A full circle of fourteeners
Photo by Bernie Boettcher
Roiling up through the layers of constrictive obligation, like some volcano that would blow if not vented, was the magma of unfinished business. The thought of not summiting Colorado’s highest mountains simmered in me for decades.
The notion arose with a trip to Rocky Mountain National Park in the early 1980s with my brother and his girlfriend. We strapped on our work boots and metal frame packs, and set out to climb the highest mountain in the park, Longs Peak (14,255 feet.) We made it above timberline to Chasm Lake, but rain and the fact that his girlfriend was headachy and vomiting foiled our plan.
I remember staring up at the Diamond Face of Longs wishing to know the view from its crown.
That trip confirmed my desire to move to Colorado so I could live in the mountains, and I did.

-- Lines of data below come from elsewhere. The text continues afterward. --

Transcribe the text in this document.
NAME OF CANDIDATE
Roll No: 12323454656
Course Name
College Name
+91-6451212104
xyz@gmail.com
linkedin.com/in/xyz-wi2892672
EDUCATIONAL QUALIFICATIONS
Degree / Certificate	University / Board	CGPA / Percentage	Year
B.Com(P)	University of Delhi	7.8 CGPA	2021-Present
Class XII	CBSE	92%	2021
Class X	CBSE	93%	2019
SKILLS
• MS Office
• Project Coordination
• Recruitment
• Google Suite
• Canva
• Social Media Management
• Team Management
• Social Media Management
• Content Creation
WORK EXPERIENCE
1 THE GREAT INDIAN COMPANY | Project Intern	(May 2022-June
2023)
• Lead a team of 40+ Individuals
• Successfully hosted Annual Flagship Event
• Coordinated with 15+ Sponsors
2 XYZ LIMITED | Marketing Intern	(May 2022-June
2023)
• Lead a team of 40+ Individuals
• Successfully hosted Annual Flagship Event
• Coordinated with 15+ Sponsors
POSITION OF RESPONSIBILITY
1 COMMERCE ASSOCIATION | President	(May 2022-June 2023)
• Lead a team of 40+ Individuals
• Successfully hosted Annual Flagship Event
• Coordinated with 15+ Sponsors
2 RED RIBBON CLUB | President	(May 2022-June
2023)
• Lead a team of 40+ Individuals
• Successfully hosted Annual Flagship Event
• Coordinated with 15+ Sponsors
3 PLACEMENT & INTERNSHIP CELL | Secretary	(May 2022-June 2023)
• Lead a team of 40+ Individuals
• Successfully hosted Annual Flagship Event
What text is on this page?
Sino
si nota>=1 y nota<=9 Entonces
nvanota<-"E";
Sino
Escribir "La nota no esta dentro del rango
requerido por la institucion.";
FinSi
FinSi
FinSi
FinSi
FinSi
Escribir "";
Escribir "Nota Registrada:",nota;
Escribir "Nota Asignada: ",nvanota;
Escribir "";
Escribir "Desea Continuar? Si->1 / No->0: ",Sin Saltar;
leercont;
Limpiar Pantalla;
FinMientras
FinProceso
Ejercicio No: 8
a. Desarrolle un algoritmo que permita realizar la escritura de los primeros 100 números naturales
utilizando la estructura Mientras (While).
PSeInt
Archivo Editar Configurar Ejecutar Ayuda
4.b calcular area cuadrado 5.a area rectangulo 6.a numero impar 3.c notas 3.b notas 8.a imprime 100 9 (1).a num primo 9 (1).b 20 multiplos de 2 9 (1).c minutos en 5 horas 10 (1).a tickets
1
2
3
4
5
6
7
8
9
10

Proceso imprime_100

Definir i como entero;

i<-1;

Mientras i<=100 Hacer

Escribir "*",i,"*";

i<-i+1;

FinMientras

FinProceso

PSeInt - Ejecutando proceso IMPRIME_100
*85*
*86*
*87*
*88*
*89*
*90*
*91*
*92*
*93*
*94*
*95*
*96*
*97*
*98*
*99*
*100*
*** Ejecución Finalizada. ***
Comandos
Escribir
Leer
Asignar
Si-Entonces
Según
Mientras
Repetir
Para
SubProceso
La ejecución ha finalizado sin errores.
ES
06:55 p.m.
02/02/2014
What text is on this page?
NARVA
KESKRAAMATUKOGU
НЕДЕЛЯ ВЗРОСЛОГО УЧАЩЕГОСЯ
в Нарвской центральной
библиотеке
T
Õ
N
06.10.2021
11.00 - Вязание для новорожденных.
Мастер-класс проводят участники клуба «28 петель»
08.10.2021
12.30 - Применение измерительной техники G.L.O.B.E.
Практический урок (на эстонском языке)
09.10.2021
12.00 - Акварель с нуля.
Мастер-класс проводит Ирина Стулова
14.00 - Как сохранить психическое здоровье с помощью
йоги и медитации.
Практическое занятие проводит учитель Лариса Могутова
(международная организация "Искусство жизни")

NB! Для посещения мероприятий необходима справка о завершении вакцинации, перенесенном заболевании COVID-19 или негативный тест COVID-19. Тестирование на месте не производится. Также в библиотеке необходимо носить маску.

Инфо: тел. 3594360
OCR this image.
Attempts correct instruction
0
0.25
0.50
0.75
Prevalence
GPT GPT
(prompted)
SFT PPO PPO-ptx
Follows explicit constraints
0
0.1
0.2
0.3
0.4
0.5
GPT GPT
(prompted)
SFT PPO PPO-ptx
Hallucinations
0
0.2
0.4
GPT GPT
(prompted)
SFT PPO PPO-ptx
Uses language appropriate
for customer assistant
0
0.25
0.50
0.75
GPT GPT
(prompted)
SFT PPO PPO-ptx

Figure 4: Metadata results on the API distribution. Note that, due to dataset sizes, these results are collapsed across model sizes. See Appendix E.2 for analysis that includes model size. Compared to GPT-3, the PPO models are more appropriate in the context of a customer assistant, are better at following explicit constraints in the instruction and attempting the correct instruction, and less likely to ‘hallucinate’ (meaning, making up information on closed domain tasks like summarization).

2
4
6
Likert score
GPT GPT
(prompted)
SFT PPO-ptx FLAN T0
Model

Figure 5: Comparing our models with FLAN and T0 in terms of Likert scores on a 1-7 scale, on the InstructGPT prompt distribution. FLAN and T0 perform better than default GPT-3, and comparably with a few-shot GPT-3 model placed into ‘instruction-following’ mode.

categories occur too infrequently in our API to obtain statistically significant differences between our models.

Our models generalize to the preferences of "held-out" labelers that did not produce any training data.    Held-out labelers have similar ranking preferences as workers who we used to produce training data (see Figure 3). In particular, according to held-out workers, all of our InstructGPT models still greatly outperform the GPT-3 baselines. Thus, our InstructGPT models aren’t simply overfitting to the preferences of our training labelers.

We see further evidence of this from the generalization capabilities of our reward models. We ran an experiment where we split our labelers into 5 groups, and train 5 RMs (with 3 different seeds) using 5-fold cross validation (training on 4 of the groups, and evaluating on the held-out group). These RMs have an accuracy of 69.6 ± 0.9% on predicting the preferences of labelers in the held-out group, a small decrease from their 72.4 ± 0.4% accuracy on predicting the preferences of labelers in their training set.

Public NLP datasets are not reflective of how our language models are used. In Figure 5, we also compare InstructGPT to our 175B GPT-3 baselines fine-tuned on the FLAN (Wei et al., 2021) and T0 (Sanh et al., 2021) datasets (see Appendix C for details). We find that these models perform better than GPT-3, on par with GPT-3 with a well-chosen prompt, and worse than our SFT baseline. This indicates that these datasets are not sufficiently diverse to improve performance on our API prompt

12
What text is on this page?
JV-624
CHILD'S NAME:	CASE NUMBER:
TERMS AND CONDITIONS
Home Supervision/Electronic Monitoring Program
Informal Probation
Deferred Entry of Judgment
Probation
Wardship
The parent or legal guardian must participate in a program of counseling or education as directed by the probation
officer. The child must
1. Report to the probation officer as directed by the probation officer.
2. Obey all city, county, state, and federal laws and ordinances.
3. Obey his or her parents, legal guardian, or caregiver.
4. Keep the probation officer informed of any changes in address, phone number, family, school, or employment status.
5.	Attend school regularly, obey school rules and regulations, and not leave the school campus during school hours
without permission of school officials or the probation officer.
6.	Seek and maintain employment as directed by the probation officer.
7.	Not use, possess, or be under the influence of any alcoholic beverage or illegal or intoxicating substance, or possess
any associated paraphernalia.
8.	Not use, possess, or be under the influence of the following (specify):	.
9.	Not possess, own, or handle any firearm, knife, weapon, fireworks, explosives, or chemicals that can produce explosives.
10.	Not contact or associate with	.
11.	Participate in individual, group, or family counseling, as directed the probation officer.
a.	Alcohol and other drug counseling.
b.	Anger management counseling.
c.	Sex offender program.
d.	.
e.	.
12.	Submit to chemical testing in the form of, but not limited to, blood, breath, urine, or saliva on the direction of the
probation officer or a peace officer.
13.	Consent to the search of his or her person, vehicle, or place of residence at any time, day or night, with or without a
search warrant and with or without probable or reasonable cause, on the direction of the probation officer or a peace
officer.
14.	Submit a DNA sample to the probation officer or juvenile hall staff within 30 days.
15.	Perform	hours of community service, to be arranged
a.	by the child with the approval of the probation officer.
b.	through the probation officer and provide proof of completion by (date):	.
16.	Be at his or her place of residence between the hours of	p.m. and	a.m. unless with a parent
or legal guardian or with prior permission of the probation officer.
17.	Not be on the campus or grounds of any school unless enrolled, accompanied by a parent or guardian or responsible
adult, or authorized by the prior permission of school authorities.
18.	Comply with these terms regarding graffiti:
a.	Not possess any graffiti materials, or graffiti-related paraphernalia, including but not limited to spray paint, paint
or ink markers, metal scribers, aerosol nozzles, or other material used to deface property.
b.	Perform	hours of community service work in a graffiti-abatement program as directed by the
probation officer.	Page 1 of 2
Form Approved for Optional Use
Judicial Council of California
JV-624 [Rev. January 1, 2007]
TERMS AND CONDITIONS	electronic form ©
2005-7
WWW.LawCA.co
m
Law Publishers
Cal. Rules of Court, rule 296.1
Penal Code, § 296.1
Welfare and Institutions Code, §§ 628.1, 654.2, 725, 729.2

Back then there were no mountain guidebooks that I knew of. If I saw a mountain I wanted to climb, I drove as close to it as I could, and just started up. This practice led to a lot of bushwhacking and dead ends, but a lot of summits, too.
In the mid-1990s when someone published a guidebook to Colorado’s 54 fourteeners (mountains over 14,000 feet), I was skeptical. I was accustomed to finding my own way. But when a friend, Dennis Webb, invited me to climb a remote peak and we were able to find the trailhead in the dark and then the route with ease, I converted. Soon we were obsessed, studying the guidebook and planning weekend trips.